L’autocompiacimento è una trappola pericolosissima nel comunicare. Scriviamo e parliamo, dimentichi spesso che nel farlo gli unici su cui dovremmo concentrarci non siamo noi ma gli altri, coloro a cui la nostra comunicazione è destinata e che ne sono anche immancabilmente giudici. E che vorrebbero viverla da protagonisti e non da vittime.
E così cadiamo in uno degli errori più gravi che si possano commettere: il troppo. Gli amici inglesi dicono “Less is more”, peraltro mutuando l’espressione di un noto architetto, antesignano dell’essenzialità.

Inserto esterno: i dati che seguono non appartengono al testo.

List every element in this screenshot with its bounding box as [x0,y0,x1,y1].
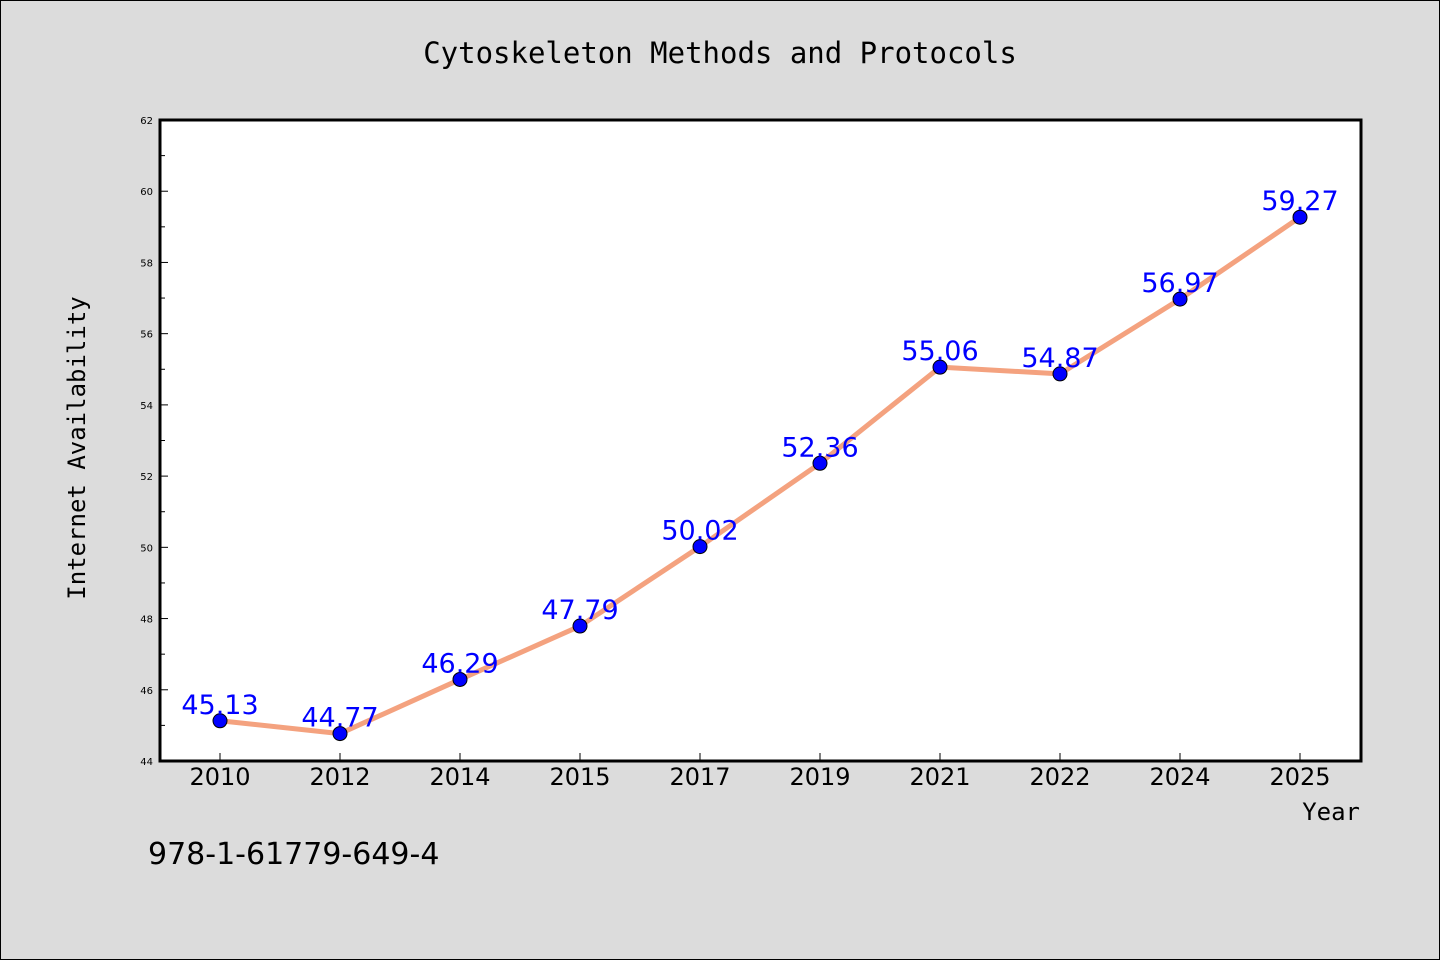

“Veni vidi vici”, ecco fatto e abbiamo capito che con i Galli andò bene. Oggi si leggono dei libri, giunti alla fine ancora la faccia del protagonista non l’abbiamo disegnata nella mente; Dante nel descrivere Minosse ci dice “orribilmente e ringhia” e lo vediamo davanti a noi maestoso, spaventoso, bestiale. Nulla di più, perché si imprima per sempre nella nostra memoria.
L’essenzialità della sintesi che contrasta la paura di non dire abbastanza, la paura di non essere abbastanza autorevoli, la paura del poco ma sufficiente. Potremmo ricorrere all’alibi di una formazione scolastica che ci imponeva di riempire quattro pagine di foglio protocollo, pena la reprimenda dell’insegnante di lettere che avrebbe stigmatizzato la nostra sintesi. Non basta. I meccanismi della mente sono impietosi.
Posto che nel campo delle neuroscienze le scoperte, purtroppo, si susseguono con impietosa contraddizione, lasciando ancora il funzionamento del cervello per molta parte sconosciuto, una cosa è però acclarata: la soglia di attenzione e in particolare dell’ascolto è bassissima. Peraltro l’ascolto non è affatto diffuso e non va confuso con il mero sentire, pura funzione fisiologica, ma è una attività che richiede esercizio, dedizione e pratica: attirare e mantenere l’attenzione delle persone è una attività decisamente impegnativa. Si dice che la nostra mente faccia una “vacanza”, ossia riceva controstimoli rispetto all’attenzione del momento, sollecitata di continuo dai nostri sensi, ogni circa 6 secondi. Insomma cogliamo l’attimo.
Che sia a cena con amici, che sia al lavoro o in un contesto istituzionale, dovremmo avere sempre rispetto degli altri e imporci come regola di base la sintesi
Sulla base di queste premesse, che sia a cena con amici, che sia al lavoro o in un contesto istituzionale, dovremmo avere sempre rispetto degli altri (e viceversa gli altri di noi, in un scambio infinito di ruolo tra vittima e carnefice) e imporci come regola di base la sintesi. Dire poco, ma dirlo bene: dire molto, specie in assenza di una struttura, risulta confusivo, annoia e può arrivare a incrinare la nostra stessa autorevolezza.
I tecnici e i politici sono in particolare due tra le categorie più afflitte da questo assillo del “tanto”. I primi, i tecnici, perché temono che essere sintetici possa deprimere la loro autorevolezza, dimentichi del fatto che se parlano a dei tecnici stanno dicendo cose in molti casi già note e se parlano a dei non tecnici dovrebbero chiedersi quale quindi possa essere il livello di interesse rispetto ai temi da loro trattati.
I politici per ragioni esattamente opposte, ossia perché tentano di annegare nell’essere prolissi e nella fumosità la mancanza di reale conoscenza e di approfondimento, giocando su leve persuasive, impedendo un sano contraddittorio.
È curioso che oggi tutto vada nella direzione della sintesi: espressione massima di ciò Twitter, da molti, forse anche giustamente contestato perché impone lo sforzo di concentrare il proprio messaggio in 140 caratteri. Si può discuterne all’infinito, tuttavia lo si potrebbe prendere come esercizio quotidiano: cercare di attirare l’attenzione con poche parole e omaggiare noi e gli altri del dono più prezioso: il tempo.